I have a 67 GTO with a Pontiac 455 installed. My mechanic says the engine has a 2 1/4" manifold and the exhaust is currently 2".

I'd like to purchase a 2.5" stainless steel exhaust installed with QTP 2.5" cutouts (key fob operation) and have my mechanic install it for me. If this is installable by someone with limited skills (oil change, etc) then I might look at doing it myself with clamps. 

If I buy an exhaust kit from Summit Racing will it fit up to my manifold? Also as I mentioned the manifold is 2 1/4 and the exhaust system would be 2 1/2 so I hope there is some sort of adapter.

Can someone suggest or post some links of exhaust systems which would work? It doesn't have to be from Summit but I'm on the East coast and that makes shipping easier.

Thanks.


----------



## GTO JUDGE (May 14, 2005)

VA67GTO said:


> I have a 67 GTO with a Pontiac 455 installed. My mechanic says the engine has a 2 1/4" manifold and the exhaust is currently 2".
> 
> I'd like to purchase a 2.5" stainless steel exhaust installed with QTP 2.5" cutouts (key fob operation) and have my mechanic install it for me. If this is installable by someone with limited skills (oil change, etc) then I might look at doing it myself with clamps.
> 
> ...


You're gonna get many opinions on preferences. I have a stainless Pypes system, 3" pro street. It bolts right up like its made for GTO. I have had many over the years even at traffic lights come up to me and ask what I have in there. When the secondaries open up it really roars. 

The sound really accentuates my Ram Air IV cam. 

Its all in what sound you are after........

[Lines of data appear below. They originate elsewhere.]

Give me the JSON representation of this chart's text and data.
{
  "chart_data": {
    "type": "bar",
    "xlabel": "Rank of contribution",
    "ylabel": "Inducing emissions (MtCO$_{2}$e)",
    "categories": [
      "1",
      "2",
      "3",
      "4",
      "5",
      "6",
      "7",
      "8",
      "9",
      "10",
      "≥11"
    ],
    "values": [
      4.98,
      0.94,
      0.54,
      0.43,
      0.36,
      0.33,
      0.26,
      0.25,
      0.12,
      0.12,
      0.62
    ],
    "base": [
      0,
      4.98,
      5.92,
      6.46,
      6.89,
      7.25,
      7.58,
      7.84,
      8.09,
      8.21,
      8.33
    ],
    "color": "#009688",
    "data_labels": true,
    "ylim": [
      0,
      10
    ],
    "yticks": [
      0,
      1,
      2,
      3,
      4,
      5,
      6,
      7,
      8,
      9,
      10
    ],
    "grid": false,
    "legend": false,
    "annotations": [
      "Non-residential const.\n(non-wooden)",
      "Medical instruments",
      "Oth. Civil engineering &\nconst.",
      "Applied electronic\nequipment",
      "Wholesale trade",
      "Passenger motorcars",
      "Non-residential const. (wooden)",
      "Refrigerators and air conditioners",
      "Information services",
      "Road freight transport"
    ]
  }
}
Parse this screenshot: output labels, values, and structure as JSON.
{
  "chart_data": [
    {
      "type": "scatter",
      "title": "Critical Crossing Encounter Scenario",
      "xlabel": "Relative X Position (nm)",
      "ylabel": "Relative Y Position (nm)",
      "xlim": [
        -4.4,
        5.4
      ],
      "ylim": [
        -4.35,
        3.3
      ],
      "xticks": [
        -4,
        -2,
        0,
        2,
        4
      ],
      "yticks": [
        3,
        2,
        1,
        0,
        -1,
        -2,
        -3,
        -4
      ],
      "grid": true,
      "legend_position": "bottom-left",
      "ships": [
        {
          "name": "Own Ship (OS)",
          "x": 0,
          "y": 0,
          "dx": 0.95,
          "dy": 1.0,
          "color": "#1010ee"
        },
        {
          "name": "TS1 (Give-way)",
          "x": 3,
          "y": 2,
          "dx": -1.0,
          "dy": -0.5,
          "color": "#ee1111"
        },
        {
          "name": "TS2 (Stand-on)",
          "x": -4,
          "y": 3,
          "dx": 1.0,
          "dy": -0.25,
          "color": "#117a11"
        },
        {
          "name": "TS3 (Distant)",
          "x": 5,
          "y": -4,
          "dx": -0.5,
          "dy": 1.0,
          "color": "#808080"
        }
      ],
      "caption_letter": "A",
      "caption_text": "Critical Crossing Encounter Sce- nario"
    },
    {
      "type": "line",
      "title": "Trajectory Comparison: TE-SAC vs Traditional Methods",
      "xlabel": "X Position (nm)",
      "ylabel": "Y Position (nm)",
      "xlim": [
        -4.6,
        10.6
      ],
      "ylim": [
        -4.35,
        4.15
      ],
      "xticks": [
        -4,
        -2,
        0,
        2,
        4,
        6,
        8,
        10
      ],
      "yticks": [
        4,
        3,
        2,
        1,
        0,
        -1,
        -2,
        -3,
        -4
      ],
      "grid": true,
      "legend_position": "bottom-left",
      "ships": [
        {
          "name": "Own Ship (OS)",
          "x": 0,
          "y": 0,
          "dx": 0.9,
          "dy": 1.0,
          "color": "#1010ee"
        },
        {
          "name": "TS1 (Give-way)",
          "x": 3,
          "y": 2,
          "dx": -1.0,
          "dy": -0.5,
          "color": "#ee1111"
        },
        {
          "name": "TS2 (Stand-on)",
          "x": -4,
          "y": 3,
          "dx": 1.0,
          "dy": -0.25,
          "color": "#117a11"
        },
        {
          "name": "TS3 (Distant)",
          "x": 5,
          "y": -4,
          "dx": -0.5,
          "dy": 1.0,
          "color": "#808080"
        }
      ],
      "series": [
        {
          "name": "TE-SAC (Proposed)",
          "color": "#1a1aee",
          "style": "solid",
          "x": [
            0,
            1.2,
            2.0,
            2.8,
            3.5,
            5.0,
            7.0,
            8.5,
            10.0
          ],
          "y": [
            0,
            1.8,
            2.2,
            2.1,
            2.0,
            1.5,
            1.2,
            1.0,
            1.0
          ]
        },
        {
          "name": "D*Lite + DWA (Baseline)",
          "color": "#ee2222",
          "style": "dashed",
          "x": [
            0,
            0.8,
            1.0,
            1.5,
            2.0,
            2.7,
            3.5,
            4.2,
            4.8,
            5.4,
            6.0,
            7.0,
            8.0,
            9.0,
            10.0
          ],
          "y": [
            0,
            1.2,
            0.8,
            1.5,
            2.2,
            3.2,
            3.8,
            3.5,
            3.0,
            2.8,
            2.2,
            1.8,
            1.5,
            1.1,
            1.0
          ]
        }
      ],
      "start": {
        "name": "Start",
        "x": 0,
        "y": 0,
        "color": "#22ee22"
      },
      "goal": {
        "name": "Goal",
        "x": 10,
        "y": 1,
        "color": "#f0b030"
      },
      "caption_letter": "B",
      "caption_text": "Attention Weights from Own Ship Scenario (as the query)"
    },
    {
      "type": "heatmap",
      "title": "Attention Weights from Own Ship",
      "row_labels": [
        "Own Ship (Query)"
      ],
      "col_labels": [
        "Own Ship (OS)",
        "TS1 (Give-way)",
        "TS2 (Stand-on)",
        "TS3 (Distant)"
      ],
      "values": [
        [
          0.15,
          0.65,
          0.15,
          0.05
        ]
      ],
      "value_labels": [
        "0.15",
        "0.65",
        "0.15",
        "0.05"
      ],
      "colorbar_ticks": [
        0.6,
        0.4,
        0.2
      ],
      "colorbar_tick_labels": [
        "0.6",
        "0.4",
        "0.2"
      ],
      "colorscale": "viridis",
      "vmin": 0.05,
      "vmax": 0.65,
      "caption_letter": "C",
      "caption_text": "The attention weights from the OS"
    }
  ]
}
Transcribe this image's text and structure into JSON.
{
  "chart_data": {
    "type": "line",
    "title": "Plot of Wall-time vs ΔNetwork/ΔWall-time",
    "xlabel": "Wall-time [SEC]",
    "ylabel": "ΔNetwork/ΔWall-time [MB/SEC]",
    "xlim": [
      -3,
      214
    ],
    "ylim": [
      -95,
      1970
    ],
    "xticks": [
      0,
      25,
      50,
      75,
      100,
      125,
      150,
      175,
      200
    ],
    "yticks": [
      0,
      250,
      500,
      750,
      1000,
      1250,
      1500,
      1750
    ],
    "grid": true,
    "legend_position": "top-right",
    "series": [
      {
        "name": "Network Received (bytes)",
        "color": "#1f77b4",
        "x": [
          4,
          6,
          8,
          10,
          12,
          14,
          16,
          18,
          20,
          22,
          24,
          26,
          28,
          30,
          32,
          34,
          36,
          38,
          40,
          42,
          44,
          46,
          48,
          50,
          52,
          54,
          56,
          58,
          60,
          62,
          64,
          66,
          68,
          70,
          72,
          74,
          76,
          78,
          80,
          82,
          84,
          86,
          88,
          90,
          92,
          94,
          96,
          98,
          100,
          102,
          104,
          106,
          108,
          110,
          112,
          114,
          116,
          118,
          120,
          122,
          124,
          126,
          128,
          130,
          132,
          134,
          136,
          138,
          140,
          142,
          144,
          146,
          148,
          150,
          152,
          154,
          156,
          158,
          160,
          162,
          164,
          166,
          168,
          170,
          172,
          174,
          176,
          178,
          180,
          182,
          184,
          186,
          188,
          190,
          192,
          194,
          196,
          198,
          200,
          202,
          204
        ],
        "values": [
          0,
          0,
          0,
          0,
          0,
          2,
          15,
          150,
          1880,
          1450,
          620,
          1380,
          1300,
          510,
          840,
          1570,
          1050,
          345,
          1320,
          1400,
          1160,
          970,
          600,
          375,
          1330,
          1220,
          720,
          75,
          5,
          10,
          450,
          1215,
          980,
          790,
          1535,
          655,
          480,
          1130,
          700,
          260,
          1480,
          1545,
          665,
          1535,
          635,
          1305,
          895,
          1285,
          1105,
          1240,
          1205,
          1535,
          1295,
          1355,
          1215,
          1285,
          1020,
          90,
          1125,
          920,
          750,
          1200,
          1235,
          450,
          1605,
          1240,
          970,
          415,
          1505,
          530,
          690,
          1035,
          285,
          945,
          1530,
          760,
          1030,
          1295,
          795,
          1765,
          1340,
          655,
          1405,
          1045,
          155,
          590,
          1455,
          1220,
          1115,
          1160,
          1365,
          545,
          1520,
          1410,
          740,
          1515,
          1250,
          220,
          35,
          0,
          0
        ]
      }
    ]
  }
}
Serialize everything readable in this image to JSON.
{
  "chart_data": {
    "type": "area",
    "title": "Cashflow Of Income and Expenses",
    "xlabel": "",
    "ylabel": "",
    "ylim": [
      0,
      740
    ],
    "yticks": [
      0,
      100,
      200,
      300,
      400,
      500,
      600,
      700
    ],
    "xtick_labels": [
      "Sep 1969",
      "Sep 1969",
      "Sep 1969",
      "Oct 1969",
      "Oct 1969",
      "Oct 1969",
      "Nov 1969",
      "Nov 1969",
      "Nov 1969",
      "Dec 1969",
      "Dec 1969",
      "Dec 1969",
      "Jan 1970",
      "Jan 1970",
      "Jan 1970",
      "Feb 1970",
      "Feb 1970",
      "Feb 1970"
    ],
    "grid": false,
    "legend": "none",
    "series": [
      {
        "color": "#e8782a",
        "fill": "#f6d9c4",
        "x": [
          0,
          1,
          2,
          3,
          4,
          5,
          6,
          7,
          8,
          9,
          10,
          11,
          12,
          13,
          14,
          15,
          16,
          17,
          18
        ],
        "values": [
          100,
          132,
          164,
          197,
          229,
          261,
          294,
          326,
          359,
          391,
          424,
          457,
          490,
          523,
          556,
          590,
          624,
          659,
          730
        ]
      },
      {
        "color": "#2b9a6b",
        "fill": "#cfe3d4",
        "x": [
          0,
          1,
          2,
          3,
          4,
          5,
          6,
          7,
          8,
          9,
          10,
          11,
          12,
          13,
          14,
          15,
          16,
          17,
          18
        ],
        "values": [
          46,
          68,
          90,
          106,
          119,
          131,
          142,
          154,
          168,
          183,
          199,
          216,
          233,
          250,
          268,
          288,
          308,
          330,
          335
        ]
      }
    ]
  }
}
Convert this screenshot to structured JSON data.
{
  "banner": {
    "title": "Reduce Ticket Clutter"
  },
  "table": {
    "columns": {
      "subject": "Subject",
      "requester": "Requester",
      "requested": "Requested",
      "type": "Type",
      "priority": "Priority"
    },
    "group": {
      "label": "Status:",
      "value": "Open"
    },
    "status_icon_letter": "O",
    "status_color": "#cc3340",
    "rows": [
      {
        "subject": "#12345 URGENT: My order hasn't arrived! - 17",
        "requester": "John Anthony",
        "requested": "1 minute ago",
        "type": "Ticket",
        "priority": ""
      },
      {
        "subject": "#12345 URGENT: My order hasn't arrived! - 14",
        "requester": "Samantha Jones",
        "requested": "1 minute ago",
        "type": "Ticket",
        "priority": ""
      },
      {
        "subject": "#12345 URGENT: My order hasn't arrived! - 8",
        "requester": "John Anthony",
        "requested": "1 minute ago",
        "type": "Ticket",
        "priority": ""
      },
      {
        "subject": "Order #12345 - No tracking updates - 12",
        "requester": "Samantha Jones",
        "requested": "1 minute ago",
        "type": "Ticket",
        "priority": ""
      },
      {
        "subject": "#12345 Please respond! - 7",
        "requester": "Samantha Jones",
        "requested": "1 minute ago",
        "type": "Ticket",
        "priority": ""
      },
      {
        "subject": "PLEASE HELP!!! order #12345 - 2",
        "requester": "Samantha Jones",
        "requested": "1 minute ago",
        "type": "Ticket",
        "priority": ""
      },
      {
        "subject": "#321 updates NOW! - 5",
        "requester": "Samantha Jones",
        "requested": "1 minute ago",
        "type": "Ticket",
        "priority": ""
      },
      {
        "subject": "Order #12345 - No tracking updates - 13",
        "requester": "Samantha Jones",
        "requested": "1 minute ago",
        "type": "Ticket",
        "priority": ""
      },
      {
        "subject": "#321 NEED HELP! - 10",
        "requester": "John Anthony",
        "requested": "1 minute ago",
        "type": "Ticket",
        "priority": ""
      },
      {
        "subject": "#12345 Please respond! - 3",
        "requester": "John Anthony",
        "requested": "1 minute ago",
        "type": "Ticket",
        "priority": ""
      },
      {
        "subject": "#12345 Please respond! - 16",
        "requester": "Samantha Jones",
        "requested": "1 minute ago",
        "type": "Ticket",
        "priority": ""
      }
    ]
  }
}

https://www.youtube.com/watch?v=RSr7IJFETwo&feature=youtu.be


----------



## ALKYGTO (Mar 29, 2010)

OP, with stock manifolds the bend coming out of the manifold is very important. Most systems neck down here because they are not mandrel bent which causes a flow restriction. If the pipe is only 2" (or less) at that point it wouldn't matter if the rest of the system is 3" or whatever because it is necked down at that point. The Pypes downpipes are mandrel bent and they have been dyno tested to show gains in that area alone so I would definitely run their setup if I was running manifolds. After that I would say a 2 1/2" mandrel bent exhaust setup and you would be golden.


----------